Dans la vallée la forme du dragon avec sa longue queue et son cou terminé par sa terrible tête se distinguait nettement : le monstre venait vers le village !
Après avoir empli l’air de ses lugubres cris, le dragon délaissa le village et regagna sa tanière. Les jours suivants la même scène se reproduisit. Les villageois étaient prisonniers dans leur village, ils ne pouvaient plus s’éloigner pour amener leurs troupeaux au pacage ou ramasser les châtaignes : la famine allait s’abattre sur eux.
Antone promis d'aller combattre le dragon et il se retira dans l’église pour y prier toute la nuit.
- Seigneur, Aidez -moi, donnez-moi la force de combattre le dragon ! - Il ne peut rien pour toi ! Jésus ne peut se mêler directement dans l’histoire des hommes. Antone se retourna et se trouva face aux fées du lac Cinto, qui portaient respectivement une robe bleue comme le ciel, une robe jaune comme le soleil et une robe rouge, comme la force qui combat le mal.
La fée en rouge était la plus jeune et la plus jolie... Elle promis de combattre auprès d'Antone - Je combattrai le démon pendant que tu t’occuperas de combattre le corps de la bête.
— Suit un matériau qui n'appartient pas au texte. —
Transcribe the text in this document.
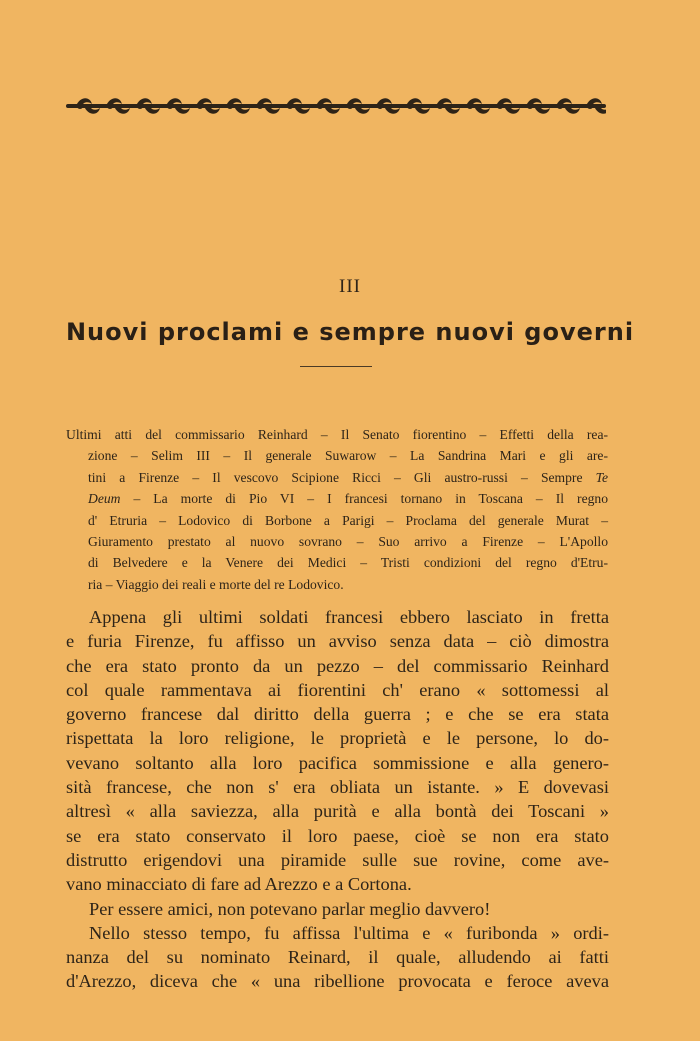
III
Nuovi proclami e sempre nuovi governi
Ultimi atti del commissario Reinhard – Il Senato fiorentino – Effetti della rea-
zione – Selim III – Il generale Suwarow – La Sandrina Mari e gli are-
tini a Firenze – Il vescovo Scipione Ricci – Gli austro-russi – Sempre Te
Deum – La morte di Pio VI – I francesi tornano in Toscana – Il regno
d' Etruria – Lodovico di Borbone a Parigi – Proclama del generale Murat –
Giuramento prestato al nuovo sovrano – Suo arrivo a Firenze – L'Apollo
di Belvedere e la Venere dei Medici – Tristi condizioni del regno d'Etru-
ria – Viaggio dei reali e morte del re Lodovico.
Appena gli ultimi soldati francesi ebbero lasciato in fretta
e furia Firenze, fu affisso un avviso senza data – ciò dimostra
che era stato pronto da un pezzo – del commissario Reinhard
col quale rammentava ai fiorentini ch' erano « sottomessi al
governo francese dal diritto della guerra ; e che se era stata
rispettata la loro religione, le proprietà e le persone, lo do-
vevano soltanto alla loro pacifica sommissione e alla genero-
sità francese, che non s' era obliata un istante. » E dovevasi
altresì « alla saviezza, alla purità e alla bontà dei Toscani »
se era stato conservato il loro paese, cioè se non era stato
distrutto erigendovi una piramide sulle sue rovine, come ave-
vano minacciato di fare ad Arezzo e a Cortona.
Per essere amici, non potevano parlar meglio davvero!
Nello stesso tempo, fu affissa l'ultima e « furibonda » ordi-
nanza del su nominato Reinard, il quale, alludendo ai fatti
d'Arezzo, diceva che « una ribellione provocata e feroce aveva
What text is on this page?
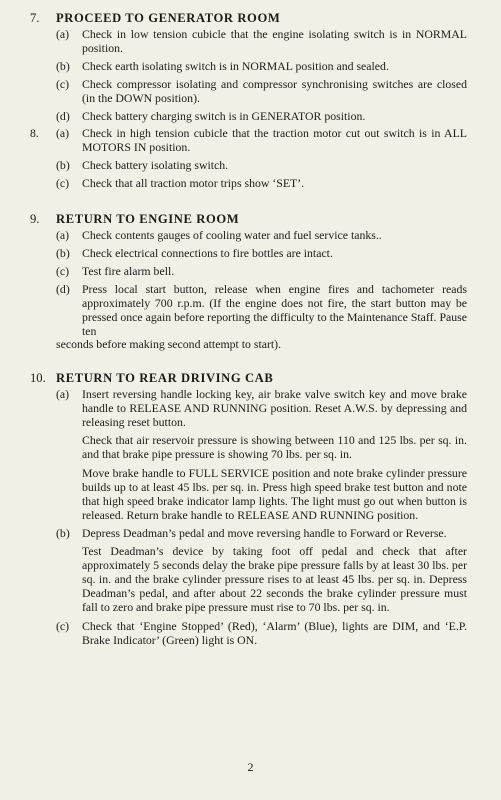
7.	PROCEED TO GENERATOR ROOM
(a)	Check in low tension cubicle that the engine isolating switch is in NORMAL position.
(b)	Check earth isolating switch is in NORMAL position and sealed.
(c)	Check compressor isolating and compressor synchronising switches are closed (in the DOWN position).
(d)	Check battery charging switch is in GENERATOR position.
8.	(a)	Check in high tension cubicle that the traction motor cut out switch is in ALL MOTORS IN position.
(b)	Check battery isolating switch.
(c)	Check that all traction motor trips show ‘SET’.
9.	RETURN TO ENGINE ROOM
(a)	Check contents gauges of cooling water and fuel service tanks..
(b)	Check electrical connections to fire bottles are intact.
(c)	Test fire alarm bell.
(d)	Press local start button, release when engine fires and tachometer reads approximately 700 r.p.m. (If the engine does not fire, the start button may be pressed once again before reporting the difficulty to the Maintenance Staff. Pause ten
seconds before making second attempt to start).
10. RETURN TO REAR DRIVING CAB
(a)	Insert reversing handle locking key, air brake valve switch key and move brake handle to RELEASE AND RUNNING position. Reset A.W.S. by depressing and releasing reset button.
Check that air reservoir pressure is showing between 110 and 125 lbs. per sq. in. and that brake pipe pressure is showing 70 lbs. per sq. in.
Move brake handle to FULL SERVICE position and note brake cylinder pressure builds up to at least 45 lbs. per sq. in. Press high speed brake test button and note that high speed brake indicator lamp lights. The light must go out when button is released. Return brake handle to RELEASE AND RUNNING position.
(b)	Depress Deadman’s pedal and move reversing handle to Forward or Reverse.
Test Deadman’s device by taking foot off pedal and check that after approximately 5 seconds delay the brake pipe pressure falls by at least 30 lbs. per sq. in. and the brake cylinder pressure rises to at least 45 lbs. per sq. in. Depress Deadman’s pedal, and after about 22 seconds the brake cylinder pressure must fall to zero and brake pipe pressure must rise to 70 lbs. per sq. in.
(c)	Check that ‘Engine Stopped’ (Red), ‘Alarm’ (Blue), lights are DIM, and ‘E.P. Brake Indicator’ (Green) light is ON.
2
Elle lui tendit une longue épée au pommeau d’or. - Cette arme t’aidera à vaincre la bête. Maintenant va !
Antone prit l’épée et sortit.
Le lendemain il partit dans la direction où l’on avait aperçu le dragon pour la dernière fois.
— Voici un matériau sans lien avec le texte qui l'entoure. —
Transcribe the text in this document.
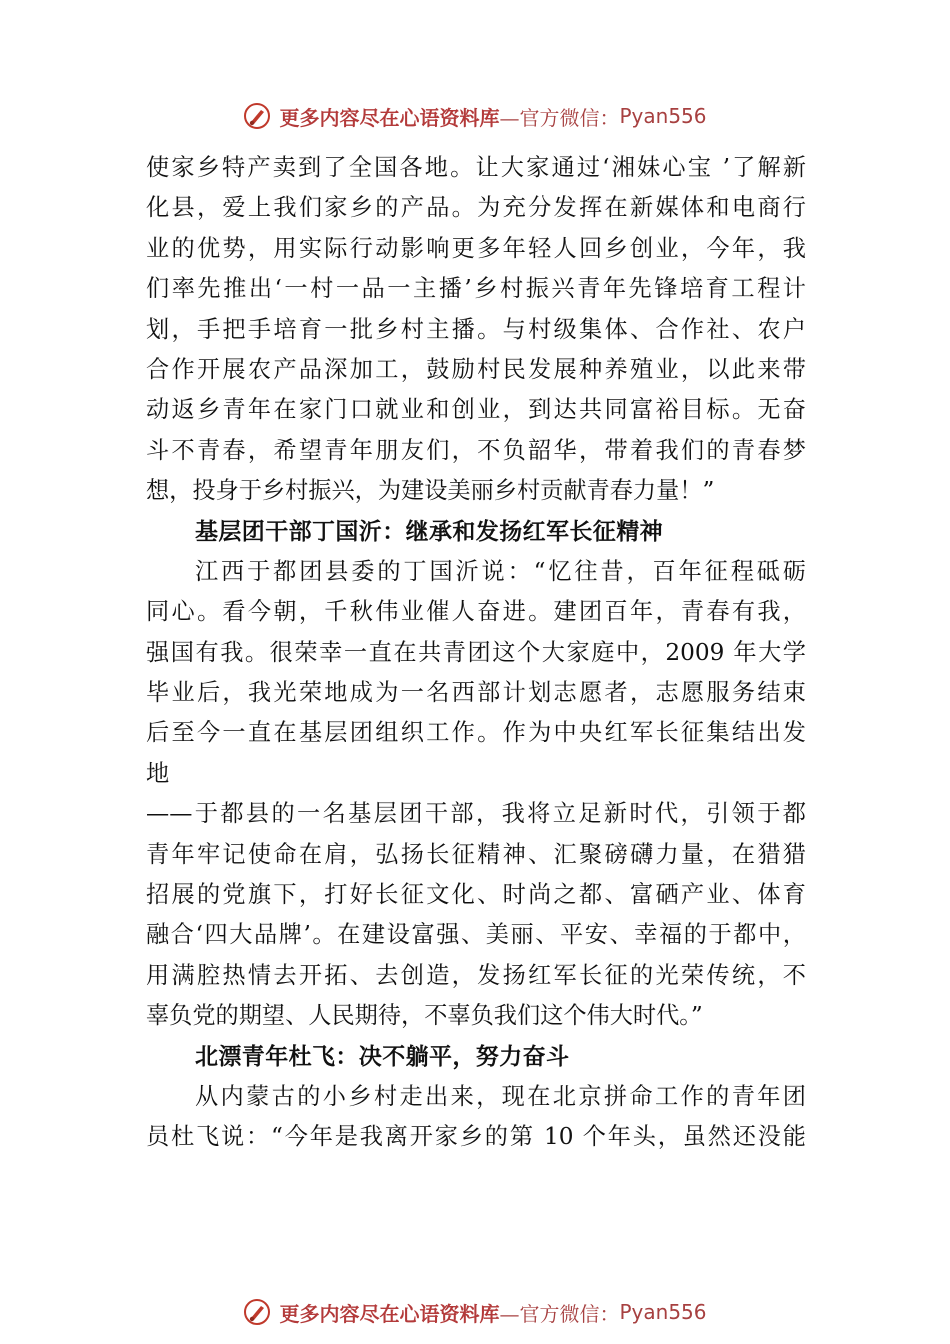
更多内容尽在心语资料库 —官方微信： Pyan556
使家乡特产卖到了全国各地。让大家通过‘湘妹心宝 ’了解新
化县，爱上我们家乡的产品。为充分发挥在新媒体和电商行
业的优势，用实际行动影响更多年轻人回乡创业，今年，我
们率先推出‘一村一品一主播’乡村振兴青年先锋培育工程计
划，手把手培育一批乡村主播。与村级集体、合作社、农户
合作开展农产品深加工，鼓励村民发展种养殖业，以此来带
动返乡青年在家门口就业和创业，到达共同富裕目标。无奋
斗不青春，希望青年朋友们，不负韶华，带着我们的青春梦
想，投身于乡村振兴，为建设美丽乡村贡献青春力量！”
基层团干部丁国沂：继承和发扬红军长征精神
江西于都团县委的丁国沂说：“忆往昔，百年征程砥砺
同心。看今朝，千秋伟业催人奋进。建团百年，青春有我，
强国有我。很荣幸一直在共青团这个大家庭中，2009 年大学
毕业后，我光荣地成为一名西部计划志愿者，志愿服务结束
后至今一直在基层团组织工作。作为中央红军长征集结出发
地
——于都县的一名基层团干部，我将立足新时代，引领于都
青年牢记使命在肩，弘扬长征精神、汇聚磅礴力量，在猎猎
招展的党旗下，打好长征文化、时尚之都、富硒产业、体育
融合‘四大品牌’。在建设富强、美丽、平安、幸福的于都中，
用满腔热情去开拓、去创造，发扬红军长征的光荣传统，不
辜负党的期望、人民期待，不辜负我们这个伟大时代。”
北漂青年杜飞：决不躺平，努力奋斗
从内蒙古的小乡村走出来，现在北京拼命工作的青年团
员杜飞说：“今年是我离开家乡的第 10 个年头，虽然还没能
更多内容尽在心语资料库 —官方微信： Pyan556
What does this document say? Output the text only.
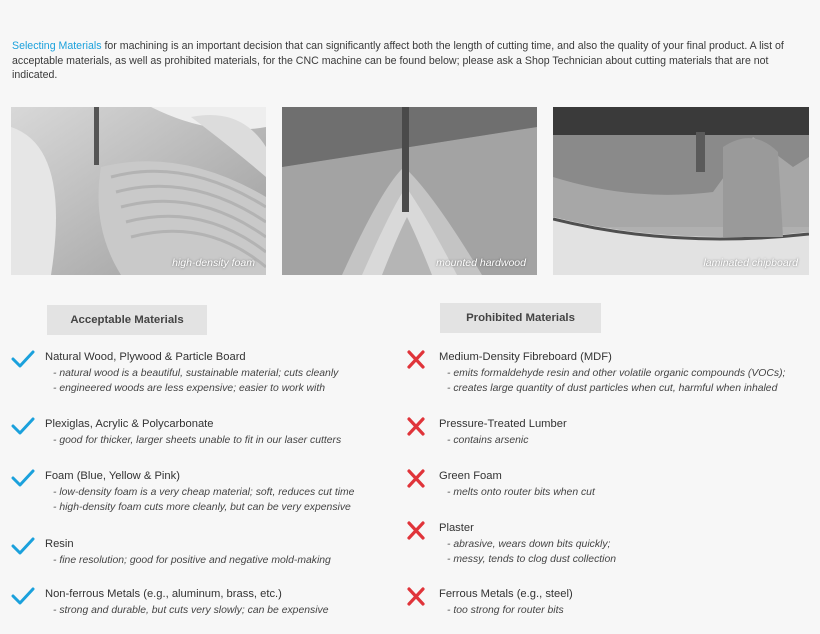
Selecting Materials for machining is an important decision that can significantly affect both the length of cutting time, and also the quality of your final product. A list of acceptable materials, as well as prohibited materials, for the CNC machine can be found below; please ask a Shop Technician about cutting materials that are not indicated.

high-density foam	mounted hardwood	laminated chipboard
Acceptable Materials	Prohibited Materials
Natural Wood, Plywood & Particle Board
- natural wood is a beautiful, sustainable material; cuts cleanly
- engineered woods are less expensive; easier to work with
Plexiglas, Acrylic & Polycarbonate
- good for thicker, larger sheets unable to fit in our laser cutters
Foam (Blue, Yellow & Pink)
- low-density foam is a very cheap material; soft, reduces cut time
- high-density foam cuts more cleanly, but can be very expensive
Resin
- fine resolution; good for positive and negative mold-making
Non-ferrous Metals (e.g., aluminum, brass, etc.)
- strong and durable, but cuts very slowly; can be expensive
Medium-Density Fibreboard (MDF)
- emits formaldehyde resin and other volatile organic compounds (VOCs);
- creates large quantity of dust particles when cut, harmful when inhaled
Pressure-Treated Lumber
- contains arsenic
Green Foam
- melts onto router bits when cut
Plaster
- abrasive, wears down bits quickly;
- messy, tends to clog dust collection
Ferrous Metals (e.g., steel)
- too strong for router bits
Soudain les villageois entendirent un vacarme qui s’élévait dans la vallée. Au milieu des hurlements terribles poussés par le dragon on percevait le cliquetis d’armes, comme si une armée entière combattait. Une fumée s’échappait du bois où se déroulait le combat, une brise amena vers le village une odeur de souffre.
Le combat dura plusieurs heures puis,brusquement, le silence retomba sur la campagne, un silence assourdissant tant il impressionnait. Sur les lieux du titanesque combat la fée reprit l’arme qu’elle avait confiée à Antone. - Tu es aussi beau que tu es courageux ! Elle déposa un baiser sur son front. Antone s’enhardit : - Je sais que je ne devrais pas dire une telle chose à une fée... Mais, je vous aime ! Surpris lui même par sa témérité, il fit demi-tour et partit en courant.
Il fut reçu au village comme un héros et la vie repris son cours, sauf pour Antone dont le souvenir de la fée à la robe rouge ne le quittait plus.
Un jour dans une clairière ils découvrit trois maisonnettes une avait la porte bleue, l’autre une porte rouge et la troisième une porte jaune.
Prenant son courage à deux mains, il frappa à la porte rouge.
Nul ne sait ce qui se passa lorsque la porte s’ouvrit car personne n’a plus jamais revu Antone.